Collagen membranes are composed of numerous proteins, including fibrillar collagens, non-fibrillar collagens, and leucine-rich repeat proteoglycans, as well as a small number of structural proteins, such as vimentin, actin-based microfilaments, annexins, tubulins, and histones [48]. Consistent with other studies, of the 887 peptides identified in the degradation products of the three collagen membranes, a large number is derived from different collagen chains and elastin. Interestingly, collagen peptides from different sources exhibit a wide range of biological functions, such as anti-inflammation, wound-healing, and anti-oxidative stress [49,50,51]. Two bioactive peptides, C2 and E1, derived from bovine tendon collagen can support cell adhesion and counter stress [52]. Liu et al. [53] also found that bovine collagen peptides with different molecular weights have different effects on the differentiation and mineralization of osteoblasts. In the present study, by identifying the DPs of the three collagen membranes, a pool of collagen peptides is available for the screening of peptides capable of promoting osteogenesis. A common strategy to extend the function of collagen membranes is to load or modify the membrane with bioactive components [46, 54]. Yu et al. modified a collagen membrane with stromal cell-derived factor-1 alpha (SDF-1α), a pro-osteogenic protein, by chemical conjugation, and reported that the modified membrane significantly promotes new bone and micro vessel formation [46]. Chen et al. used sonication to coat a collagen membrane with silver nanoparticles, thus conferring excellent anti-bacterial activity against Staphylococcus aureus and Pseudomonas aeruginosa [55]. These modified membranes not only require redesign of the bioactive component but also lack evaluation of biocompatibility. In contrast, collagen peptides derived from the degradation products of collagen membranes are potentially safer than the above bioactive components.

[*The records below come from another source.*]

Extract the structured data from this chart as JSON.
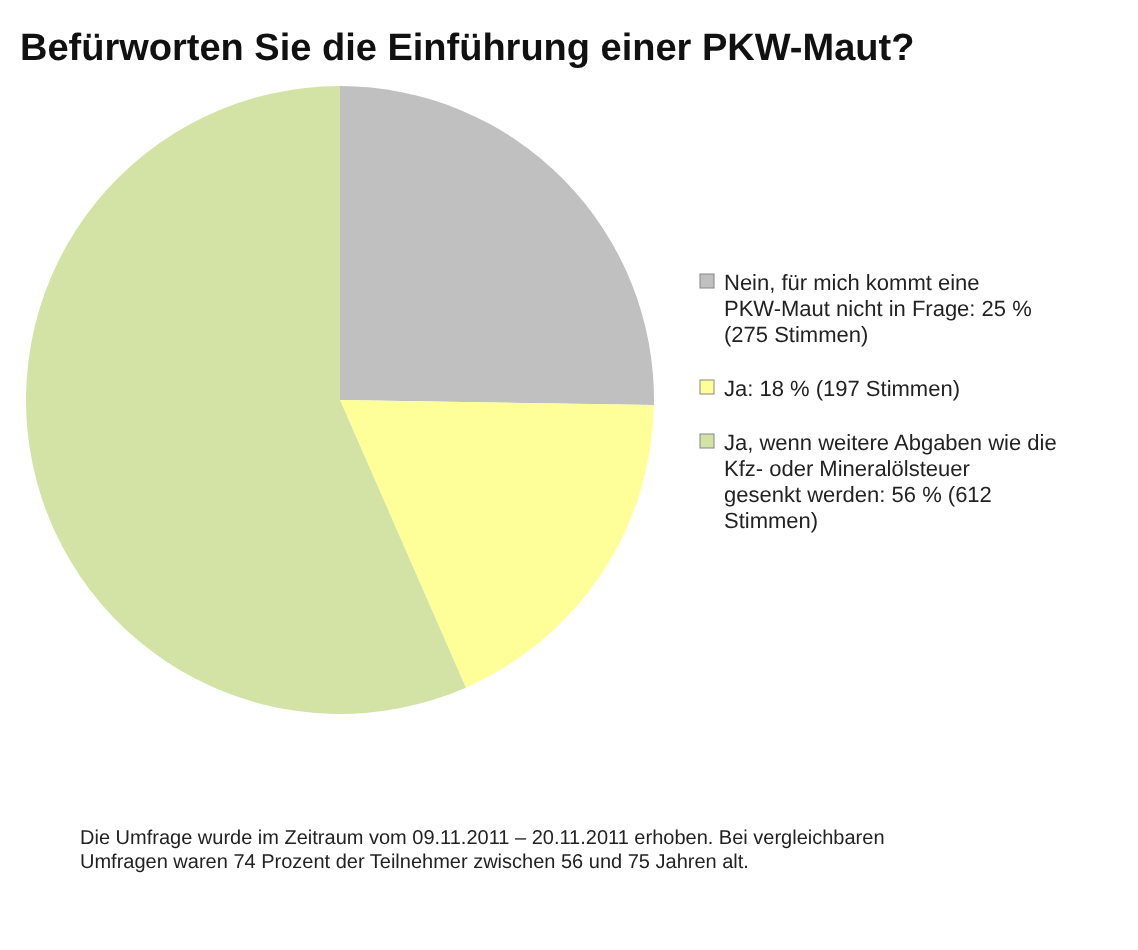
{
  "chart_data": {
    "type": "pie",
    "title": "Befürworten Sie die Einführung einer PKW-Maut?",
    "categories": [
      "Nein, für mich kommt eine PKW-Maut nicht in Frage: 25 % (275 Stimmen)",
      "Ja: 18 % (197 Stimmen)",
      "Ja, wenn weitere Abgaben wie die Kfz- oder Mineralölsteuer gesenkt werden: 56 % (612 Stimmen)"
    ],
    "values": [
      25,
      18,
      56
    ],
    "colors": [
      "#c0c0c0",
      "#ffff99",
      "#d3e3a5"
    ],
    "legend": "right",
    "annotations": [
      "Die Umfrage wurde im Zeitraum vom 09.11.2011 – 20.11.2011 erhoben. Bei vergleichbaren Umfragen waren 74 Prozent der Teilnehmer zwischen 56 und 75 Jahren alt."
    ]
  }
}
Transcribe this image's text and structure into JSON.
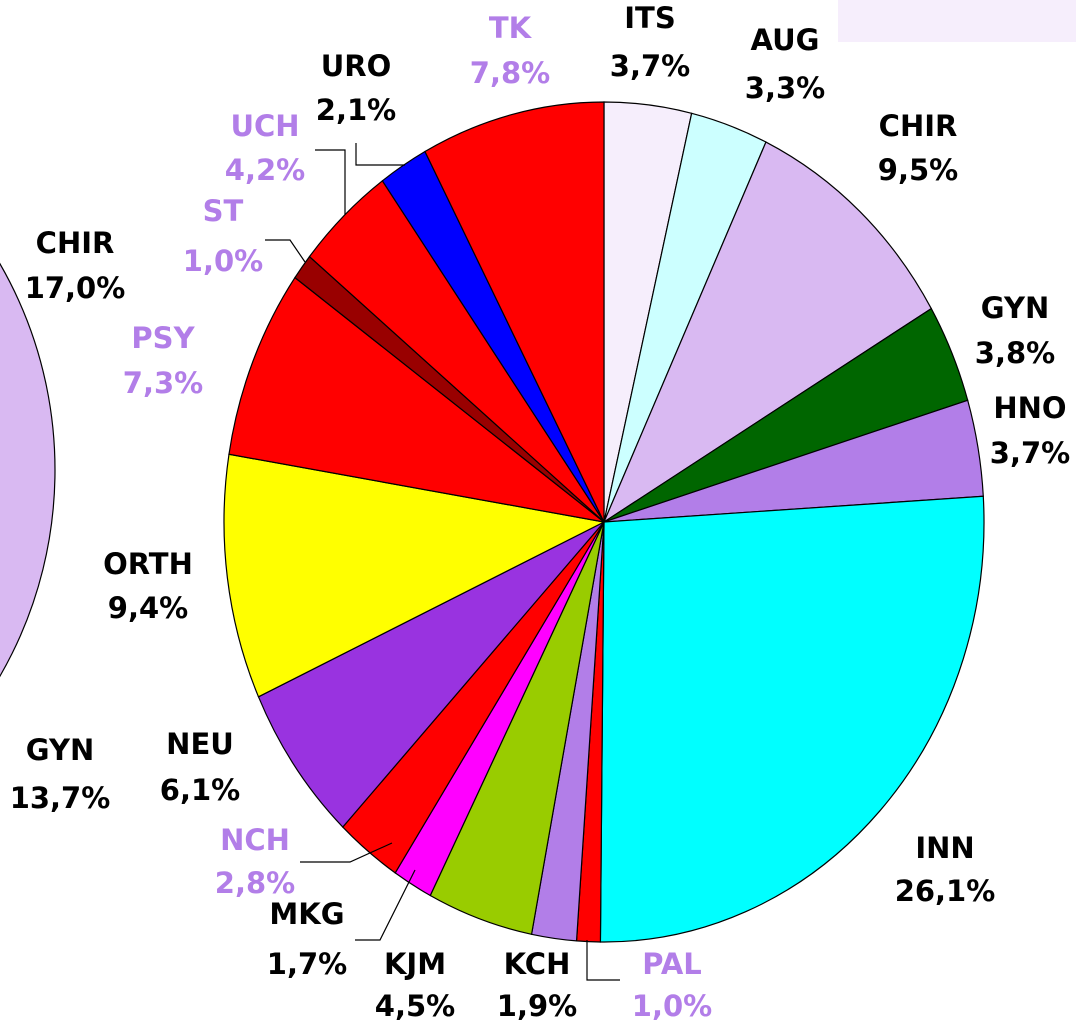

Therefore, in future studies, identifying peptides with high bioactivity among the DPs of collagen membranes can be attempted to develop functional collagen membranes.

Conclusion

In this study, the physical, mechanical, and in vitro biological properties of three kinds of collagen membranes were determined. The findings indicate that the PD membrane is the best choice for shaping and maintenance time, the BD membrane is good for osteogenesis, and the BP membrane is suitable for spatial maintenance. More importantly, two kinds of collagen membranes can be used concurrently to exert their respective advantages for clinical needs during GBR, for example, placing the PD membrane as the outer layer to prolong maintenance time and using the BD membrane as the inner layer for osteogenesis. Further studies are necessary to determine the osteogenic effect of single and combined membranes on GBR. Because of the limitations of in vitro experiments, in vivo experimental studies are needed to provide clinicians with reliable indicators.